Individual features of odor molecules descend on various parts of the olfactory system in the brain and combine to form a representation of odor. Since most odor molecules have several individual features, the number of possible combinations allows the olfactory system to detect an impressively broad range of smells. A group of odorants that shares some chemical feature and causes similar patterns of neural firing is called an odotope. 

Humans can differentiate between 10,000 different odors. People (wine or perfume experts, for example) can train their sense of smell to become expert in detecting subtle odors by practicing retrieving smells from memory.

Smell and Memory

Odor information is easily stored in long-term memory and has strong connections to emotional memory. This is most likely due to the olfactory system's close anatomical ties to the limbic system and the hippocampus, areas of the brain that have been known to be involved in emotion and place memory. Human and animal brains have this in common: the amygdala, which is involved in the processing of fear, causes olfactory memories of threats to lead animals to avoid dangerous situations. The human sense of smell is not quite as powerful as most other animals' sense of smell, but smell is still deeply tied to human memory and emotion.

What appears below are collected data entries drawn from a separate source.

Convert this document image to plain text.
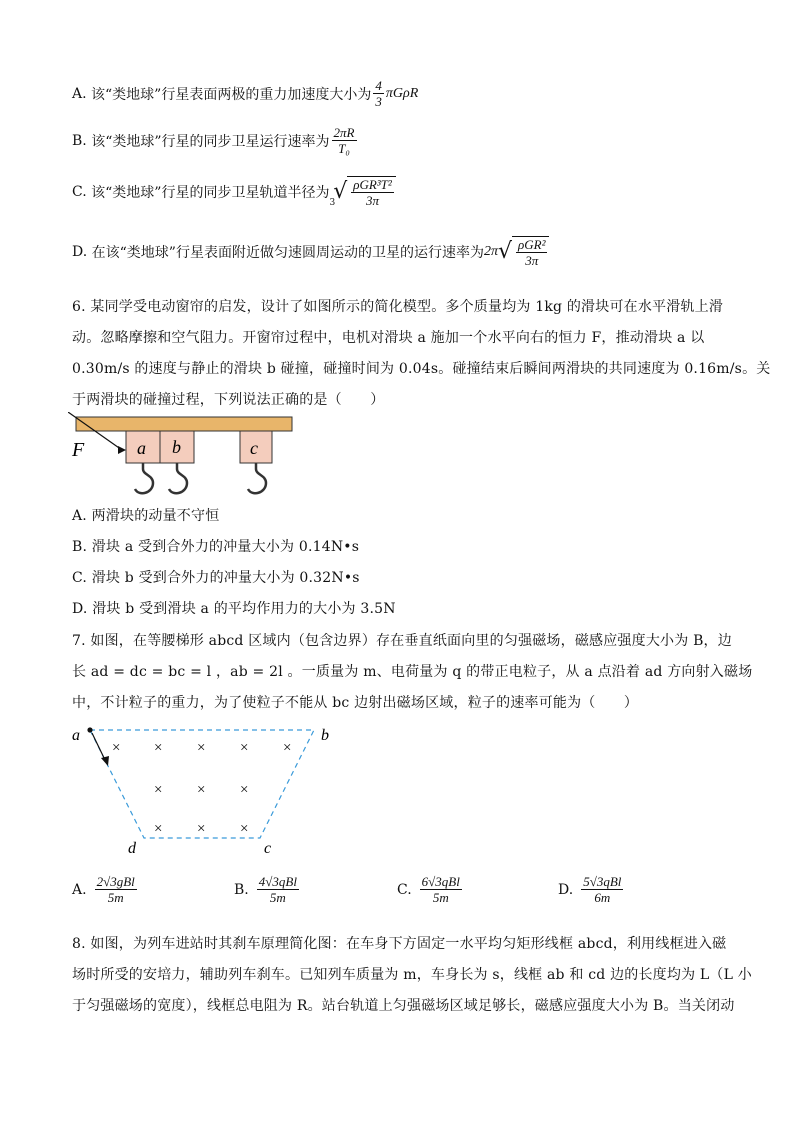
A.
该“类地球”行星表面两极的重力加速度大小为 $\frac{4}{3}$ πGρR
B.
该“类地球”行星的同步卫星运行速率为 $\frac{2\pi R}{\text{T₀}}$
C.
该“类地球”行星的同步卫星轨道半径为
3
√ $\frac{\text{ρGR³T²}}{3\pi}$
D.
在该“类地球”行星表面附近做匀速圆周运动的卫星的运行速率为 2π √ $\frac{\text{ρGR²}}{3\pi}$
6. 某同学受电动窗帘的启发，设计了如图所示的简化模型。多个质量均为 1kg 的滑块可在水平滑轨上滑
动。忽略摩擦和空气阻力。开窗帘过程中，电机对滑块 a 施加一个水平向右的恒力 F，推动滑块 a 以
0.30m/s 的速度与静止的滑块 b 碰撞，碰撞时间为 0.04s。碰撞结束后瞬间两滑块的共同速度为 0.16m/s。关
于两滑块的碰撞过程，下列说法正确的是（　　）
F	a b	c
A. 两滑块的动量不守恒
B. 滑块 a 受到合外力的冲量大小为 0.14N•s
C. 滑块 b 受到合外力的冲量大小为 0.32N•s
D. 滑块 b 受到滑块 a 的平均作用力的大小为 3.5N
7. 如图，在等腰梯形 abcd 区域内（包含边界）存在垂直纸面向里的匀强磁场，磁感应强度大小为 B，边
长 ad = dc = bc = l ，ab = 2l 。一质量为 m、电荷量为 q 的带正电粒子，从 a 点沿着 ad 方向射入磁场
中，不计粒子的重力，为了使粒子不能从 bc 边射出磁场区域，粒子的速率可能为（　　）
a	b
c
d
× × × × ×
× × ×
× × ×
A. $\frac{\text{2√3gBl}}{5m}$	B. $\frac{\text{4√3qBl}}{5m}$	C. $\frac{\text{6√3qBl}}{5m}$	D. $\frac{\text{5√3qBl}}{6m}$
8. 如图，为列车进站时其刹车原理简化图：在车身下方固定一水平均匀矩形线框 abcd，利用线框进入磁
场时所受的安培力，辅助列车刹车。已知列车质量为 m，车身长为 s，线框 ab 和 cd 边的长度均为 L（L 小
于匀强磁场的宽度），线框总电阻为 R。站台轨道上匀强磁场区域足够长，磁感应强度大小为 B。当关闭动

Pheromones are airborne, often odorless molecules that are crucial to the behavior of many animals. They are processed by an accessory of the olfactory system. Recent research shows that pheromones play a role in human attraction to potential mates, the synchronization of menstrual cycles among women, and the detection of moods and fear in others. Thanks in large part to the olfactory system, this information can be used to navigate the physical world and collect data about the people around us.